Security Testing is the process of evaluating and testing an information system, network, or web application to find vulnerabilities, weaknesses, or compliance issues that could be exploited or lead to a potential breach or loss of data, affecting the system's information security.
Separation of Duties
Separation of Duties (SoD) is a key concept of internal controls and is the most common way to prevent or detect internal fraud. The principle of SoD is that no employee or group should be in a position to both perpetrate and conceal errors or fraud in the normal course of their duties. In general, the flow of responsibilities should be organized so that the successful completion of a process requires the participation of two or more individuals or departments.

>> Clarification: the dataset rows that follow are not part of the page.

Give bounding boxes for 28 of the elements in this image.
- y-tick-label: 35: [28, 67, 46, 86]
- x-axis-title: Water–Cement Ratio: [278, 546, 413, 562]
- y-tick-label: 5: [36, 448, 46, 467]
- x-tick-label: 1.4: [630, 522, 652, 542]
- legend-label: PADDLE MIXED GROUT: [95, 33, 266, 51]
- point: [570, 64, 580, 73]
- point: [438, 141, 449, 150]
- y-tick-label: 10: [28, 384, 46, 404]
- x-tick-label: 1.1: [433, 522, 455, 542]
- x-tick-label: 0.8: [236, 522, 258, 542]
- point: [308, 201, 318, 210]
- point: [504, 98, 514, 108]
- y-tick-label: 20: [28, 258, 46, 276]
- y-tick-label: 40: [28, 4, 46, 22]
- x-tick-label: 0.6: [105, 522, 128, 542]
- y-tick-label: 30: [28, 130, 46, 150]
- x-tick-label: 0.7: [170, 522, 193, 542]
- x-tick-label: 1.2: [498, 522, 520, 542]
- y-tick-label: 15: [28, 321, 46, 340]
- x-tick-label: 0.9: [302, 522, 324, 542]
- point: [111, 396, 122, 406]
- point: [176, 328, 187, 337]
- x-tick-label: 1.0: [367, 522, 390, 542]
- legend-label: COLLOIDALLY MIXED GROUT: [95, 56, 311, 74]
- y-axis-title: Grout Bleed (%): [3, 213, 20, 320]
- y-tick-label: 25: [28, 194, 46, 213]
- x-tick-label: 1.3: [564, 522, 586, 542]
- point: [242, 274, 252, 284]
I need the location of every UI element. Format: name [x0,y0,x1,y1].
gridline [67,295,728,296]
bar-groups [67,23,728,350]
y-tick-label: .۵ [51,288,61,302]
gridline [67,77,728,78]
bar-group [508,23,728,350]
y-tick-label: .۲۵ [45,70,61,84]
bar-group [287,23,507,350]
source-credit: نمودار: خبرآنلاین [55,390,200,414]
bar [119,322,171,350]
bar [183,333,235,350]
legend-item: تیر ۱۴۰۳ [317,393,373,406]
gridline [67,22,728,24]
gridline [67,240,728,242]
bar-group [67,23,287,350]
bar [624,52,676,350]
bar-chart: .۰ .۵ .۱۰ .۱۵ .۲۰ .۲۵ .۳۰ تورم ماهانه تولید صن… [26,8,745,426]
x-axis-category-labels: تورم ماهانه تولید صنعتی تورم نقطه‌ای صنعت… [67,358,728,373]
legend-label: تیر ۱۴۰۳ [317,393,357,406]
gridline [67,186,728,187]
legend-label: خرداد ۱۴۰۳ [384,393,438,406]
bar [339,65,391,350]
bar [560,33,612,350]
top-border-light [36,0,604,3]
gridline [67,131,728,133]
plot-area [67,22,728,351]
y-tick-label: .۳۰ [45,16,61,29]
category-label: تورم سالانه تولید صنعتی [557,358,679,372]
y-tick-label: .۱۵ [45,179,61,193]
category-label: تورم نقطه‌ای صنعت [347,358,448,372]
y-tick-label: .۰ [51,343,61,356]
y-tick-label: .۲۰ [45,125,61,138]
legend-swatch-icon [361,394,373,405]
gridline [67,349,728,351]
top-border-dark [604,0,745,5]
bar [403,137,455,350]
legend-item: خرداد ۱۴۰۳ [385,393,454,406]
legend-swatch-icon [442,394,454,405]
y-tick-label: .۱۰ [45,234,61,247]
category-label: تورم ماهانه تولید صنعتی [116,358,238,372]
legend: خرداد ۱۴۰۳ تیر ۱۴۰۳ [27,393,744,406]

Social engineering is a tactic that adversaries use to trick you into revealing sensitive information. They can solicit a monetary payment or gain access to your confidential data. Social engineering can be combined with any of the threats listed above to make you more likely to click on links, download malware, or trust a malicious source.
Spear phishing is an email or electronic communications scam targeted towards a specific individual, organization or business. Although often intended to steal data for malicious purposes, cybercriminals may also intend to install malware on a targeted user’s computer.
StateRAMP is an independent non-profit organization that provides a security framework similar to FedRAMP, but intended for use by state, local, tribal, and territorial governments. Its purpose is to standardize, streamline, and improve cybersecurity risk management.
Supply Chain Attack
A Supply Chain Attack is a cyber attack that seeks to damage an organization by targeting less-secure elements in the supply network.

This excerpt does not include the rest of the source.